I went to a sanatorium but I wasn’t crazy

The Beauty of Soviet Planning

My style of training sessions.


With the speed gloves, George always kept the lead
Go Speedracer!

and just his luck, he forgot his lucky sock

Those fast stops hurt!

This weekend, my division of Price Waterhouse went to a dom
odaha
(rest home), for the weekend. A Russian rest home is not
where you send Grandma and Grandpa to chill before the long sleep, it is
more like a Western spa. They are hotels with all sorts of extras,
such as banyas, swimming pools, tennis, cross country skiing, games,
bars, and all the usual amenities, but usually without a specific
natural wonder (like a lake or ocean) nearby. Moscow has plenty of
rest homes around it, but they are usually far in the countryside.

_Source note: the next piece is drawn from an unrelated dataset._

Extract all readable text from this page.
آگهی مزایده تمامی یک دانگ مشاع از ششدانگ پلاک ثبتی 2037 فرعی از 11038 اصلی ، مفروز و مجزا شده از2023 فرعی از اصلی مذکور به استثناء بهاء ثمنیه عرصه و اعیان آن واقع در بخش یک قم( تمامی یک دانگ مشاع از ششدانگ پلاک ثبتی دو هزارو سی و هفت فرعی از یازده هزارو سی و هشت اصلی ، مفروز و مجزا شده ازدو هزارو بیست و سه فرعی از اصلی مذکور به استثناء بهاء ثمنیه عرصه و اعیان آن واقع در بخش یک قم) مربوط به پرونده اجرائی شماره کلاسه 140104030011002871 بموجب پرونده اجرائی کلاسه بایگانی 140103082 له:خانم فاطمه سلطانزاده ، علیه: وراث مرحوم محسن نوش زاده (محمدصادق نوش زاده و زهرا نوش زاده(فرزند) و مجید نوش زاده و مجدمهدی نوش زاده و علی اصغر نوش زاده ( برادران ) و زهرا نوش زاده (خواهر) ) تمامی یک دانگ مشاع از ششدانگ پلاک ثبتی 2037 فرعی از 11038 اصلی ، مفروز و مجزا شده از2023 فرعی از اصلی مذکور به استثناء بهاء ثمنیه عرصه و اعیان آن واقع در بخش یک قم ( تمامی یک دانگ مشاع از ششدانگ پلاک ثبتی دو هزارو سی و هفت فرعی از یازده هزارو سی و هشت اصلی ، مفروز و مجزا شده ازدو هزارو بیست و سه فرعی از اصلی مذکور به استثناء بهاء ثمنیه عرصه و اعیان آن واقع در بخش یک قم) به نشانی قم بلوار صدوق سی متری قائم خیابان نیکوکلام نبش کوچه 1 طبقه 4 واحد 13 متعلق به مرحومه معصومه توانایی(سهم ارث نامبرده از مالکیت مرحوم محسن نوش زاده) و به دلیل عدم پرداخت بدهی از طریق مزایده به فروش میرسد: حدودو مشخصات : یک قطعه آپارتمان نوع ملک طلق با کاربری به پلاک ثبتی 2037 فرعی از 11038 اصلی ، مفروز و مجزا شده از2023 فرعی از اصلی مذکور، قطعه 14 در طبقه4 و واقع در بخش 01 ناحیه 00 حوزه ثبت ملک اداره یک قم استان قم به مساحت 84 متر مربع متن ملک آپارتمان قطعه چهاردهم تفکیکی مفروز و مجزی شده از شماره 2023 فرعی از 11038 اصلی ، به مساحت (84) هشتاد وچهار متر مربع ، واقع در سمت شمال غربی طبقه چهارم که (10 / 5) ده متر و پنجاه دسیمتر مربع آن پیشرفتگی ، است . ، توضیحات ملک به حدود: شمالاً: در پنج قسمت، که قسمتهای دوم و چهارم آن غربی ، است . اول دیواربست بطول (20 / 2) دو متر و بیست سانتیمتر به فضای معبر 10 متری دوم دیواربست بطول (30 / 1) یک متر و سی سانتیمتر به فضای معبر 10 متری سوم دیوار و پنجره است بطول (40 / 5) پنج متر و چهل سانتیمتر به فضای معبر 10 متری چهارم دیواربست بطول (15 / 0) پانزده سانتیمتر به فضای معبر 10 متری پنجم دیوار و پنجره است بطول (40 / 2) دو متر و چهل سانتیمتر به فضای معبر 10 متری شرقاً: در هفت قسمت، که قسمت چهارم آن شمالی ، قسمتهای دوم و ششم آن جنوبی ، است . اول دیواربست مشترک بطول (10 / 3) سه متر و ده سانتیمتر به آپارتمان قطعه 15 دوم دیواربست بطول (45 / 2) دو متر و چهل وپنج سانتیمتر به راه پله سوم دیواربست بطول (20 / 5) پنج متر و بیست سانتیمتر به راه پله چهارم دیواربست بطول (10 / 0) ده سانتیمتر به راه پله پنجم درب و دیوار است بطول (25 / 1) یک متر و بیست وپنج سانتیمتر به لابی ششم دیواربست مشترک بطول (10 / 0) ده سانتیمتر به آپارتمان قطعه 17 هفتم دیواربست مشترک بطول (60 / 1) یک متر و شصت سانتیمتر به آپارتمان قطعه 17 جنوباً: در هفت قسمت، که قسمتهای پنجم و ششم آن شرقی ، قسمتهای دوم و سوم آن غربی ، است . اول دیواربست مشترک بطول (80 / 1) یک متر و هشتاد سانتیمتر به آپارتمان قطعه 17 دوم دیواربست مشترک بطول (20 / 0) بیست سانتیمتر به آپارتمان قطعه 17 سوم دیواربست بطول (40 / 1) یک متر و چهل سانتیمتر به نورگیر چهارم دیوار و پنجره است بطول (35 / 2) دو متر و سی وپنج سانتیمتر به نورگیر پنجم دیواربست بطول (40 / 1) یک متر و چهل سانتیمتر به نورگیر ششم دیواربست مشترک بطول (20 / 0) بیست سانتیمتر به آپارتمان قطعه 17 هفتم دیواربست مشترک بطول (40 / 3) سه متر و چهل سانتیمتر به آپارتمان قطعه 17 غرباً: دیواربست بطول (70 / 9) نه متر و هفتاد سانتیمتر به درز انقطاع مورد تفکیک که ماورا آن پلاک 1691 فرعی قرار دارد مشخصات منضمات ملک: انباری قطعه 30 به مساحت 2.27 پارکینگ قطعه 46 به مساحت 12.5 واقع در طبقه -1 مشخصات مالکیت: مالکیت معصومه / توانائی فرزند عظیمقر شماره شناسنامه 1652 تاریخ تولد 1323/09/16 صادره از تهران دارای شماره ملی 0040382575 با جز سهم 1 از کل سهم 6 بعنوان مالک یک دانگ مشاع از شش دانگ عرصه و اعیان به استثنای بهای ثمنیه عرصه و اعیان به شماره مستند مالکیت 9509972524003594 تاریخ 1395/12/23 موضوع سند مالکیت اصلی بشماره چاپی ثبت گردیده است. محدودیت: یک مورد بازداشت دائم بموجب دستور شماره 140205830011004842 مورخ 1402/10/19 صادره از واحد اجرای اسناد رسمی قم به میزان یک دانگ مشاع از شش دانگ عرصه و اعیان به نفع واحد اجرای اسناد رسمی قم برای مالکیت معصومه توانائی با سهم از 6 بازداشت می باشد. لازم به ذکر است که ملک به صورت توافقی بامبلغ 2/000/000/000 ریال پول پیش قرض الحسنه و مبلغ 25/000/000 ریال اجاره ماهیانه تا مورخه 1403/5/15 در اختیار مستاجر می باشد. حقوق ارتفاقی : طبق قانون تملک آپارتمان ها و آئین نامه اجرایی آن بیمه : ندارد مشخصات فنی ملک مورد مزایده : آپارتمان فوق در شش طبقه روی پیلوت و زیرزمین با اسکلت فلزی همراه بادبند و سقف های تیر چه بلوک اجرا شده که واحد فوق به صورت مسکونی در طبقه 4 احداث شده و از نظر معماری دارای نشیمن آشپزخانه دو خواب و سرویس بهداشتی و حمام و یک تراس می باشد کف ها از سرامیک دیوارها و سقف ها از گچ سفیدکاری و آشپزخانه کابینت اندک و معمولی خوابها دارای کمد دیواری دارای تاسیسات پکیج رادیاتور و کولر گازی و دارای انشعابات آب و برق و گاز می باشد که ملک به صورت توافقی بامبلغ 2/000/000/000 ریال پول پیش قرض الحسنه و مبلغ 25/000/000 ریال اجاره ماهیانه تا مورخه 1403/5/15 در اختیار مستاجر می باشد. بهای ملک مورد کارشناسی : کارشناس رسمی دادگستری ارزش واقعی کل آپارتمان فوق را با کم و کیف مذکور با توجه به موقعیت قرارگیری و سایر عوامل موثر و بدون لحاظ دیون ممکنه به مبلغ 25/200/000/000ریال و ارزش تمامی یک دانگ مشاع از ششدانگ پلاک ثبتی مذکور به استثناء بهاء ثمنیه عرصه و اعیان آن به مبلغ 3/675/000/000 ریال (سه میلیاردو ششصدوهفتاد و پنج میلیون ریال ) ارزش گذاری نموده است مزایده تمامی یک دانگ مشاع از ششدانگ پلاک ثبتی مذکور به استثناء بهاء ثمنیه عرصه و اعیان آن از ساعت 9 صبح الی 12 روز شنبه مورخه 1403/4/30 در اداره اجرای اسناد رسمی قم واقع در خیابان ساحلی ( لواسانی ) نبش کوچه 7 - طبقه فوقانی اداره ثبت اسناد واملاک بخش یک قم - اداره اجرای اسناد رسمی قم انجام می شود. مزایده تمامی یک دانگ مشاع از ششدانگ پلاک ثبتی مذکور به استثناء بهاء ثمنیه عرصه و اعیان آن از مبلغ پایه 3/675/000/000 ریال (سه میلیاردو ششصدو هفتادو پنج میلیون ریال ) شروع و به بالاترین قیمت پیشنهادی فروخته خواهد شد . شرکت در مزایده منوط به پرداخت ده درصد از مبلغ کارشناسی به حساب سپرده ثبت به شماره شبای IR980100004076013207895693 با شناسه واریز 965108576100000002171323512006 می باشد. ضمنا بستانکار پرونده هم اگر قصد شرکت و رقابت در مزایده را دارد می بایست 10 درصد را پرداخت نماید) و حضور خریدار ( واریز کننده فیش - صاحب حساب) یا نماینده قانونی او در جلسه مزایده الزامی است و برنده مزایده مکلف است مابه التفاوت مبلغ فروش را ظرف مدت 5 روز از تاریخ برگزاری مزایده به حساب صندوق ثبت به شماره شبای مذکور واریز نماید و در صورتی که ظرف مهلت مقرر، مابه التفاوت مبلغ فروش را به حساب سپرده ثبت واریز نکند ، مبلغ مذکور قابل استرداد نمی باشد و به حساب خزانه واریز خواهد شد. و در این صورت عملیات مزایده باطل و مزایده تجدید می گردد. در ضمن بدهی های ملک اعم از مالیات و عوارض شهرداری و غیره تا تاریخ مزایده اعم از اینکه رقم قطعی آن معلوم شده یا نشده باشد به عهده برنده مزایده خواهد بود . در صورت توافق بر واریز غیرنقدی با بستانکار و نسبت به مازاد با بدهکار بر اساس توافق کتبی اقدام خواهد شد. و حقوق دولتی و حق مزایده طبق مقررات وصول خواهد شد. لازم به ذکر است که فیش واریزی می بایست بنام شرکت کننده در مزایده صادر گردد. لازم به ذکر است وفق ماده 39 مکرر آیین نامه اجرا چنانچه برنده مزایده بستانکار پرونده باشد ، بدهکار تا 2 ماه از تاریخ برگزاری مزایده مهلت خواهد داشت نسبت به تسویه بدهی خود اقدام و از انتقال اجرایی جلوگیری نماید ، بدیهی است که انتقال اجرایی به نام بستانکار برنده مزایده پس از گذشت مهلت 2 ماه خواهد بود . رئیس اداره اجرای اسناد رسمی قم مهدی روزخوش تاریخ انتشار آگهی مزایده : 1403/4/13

Russian spa is for relaxing, nothing else. There are no meeting
rooms like the West. There are no conventions, annual meetings, or
business related activity even though most company employees go to a spa
together. The workers are there to rest and party with their
co-workers, not work. This is an odd notion to Westerners, and PW
made a few employees mad when it tried to have the retreat as a long
training session like any such activity would contain in the West.

I really enjoyed our trip to the spa this weekend. My friend
Theresa, who was visiting me from Florida, came along, as did most
employee’s friends and families. She and I spent a day
playing in the snow, a new activity for two Floridians, making snowman,
slides, and mayhem. We did run into a strange problem. In a
country with snow six months of the year, no one had heard of snowshoes.
I asked all my Russian co-workers, the spa employees, and the
expats. The Russians didn’t even understand why I would want to
walk on the snow, and the expats had never seen snowshoes here at all.
I don’t think there is even a word for them in Russian.

Sunday the expats spent the morning sledding. As most of us are from
England, with a few random Americans, sledding was a new activity for
us. We had a great time racing down the hills on high-tech sleds
(or sledges as the English called them), as the photos show, and we
spent the afternoon (and the next day) recovering from the morning’s
fun.

I can’t wait for our next trip to the dom odaha!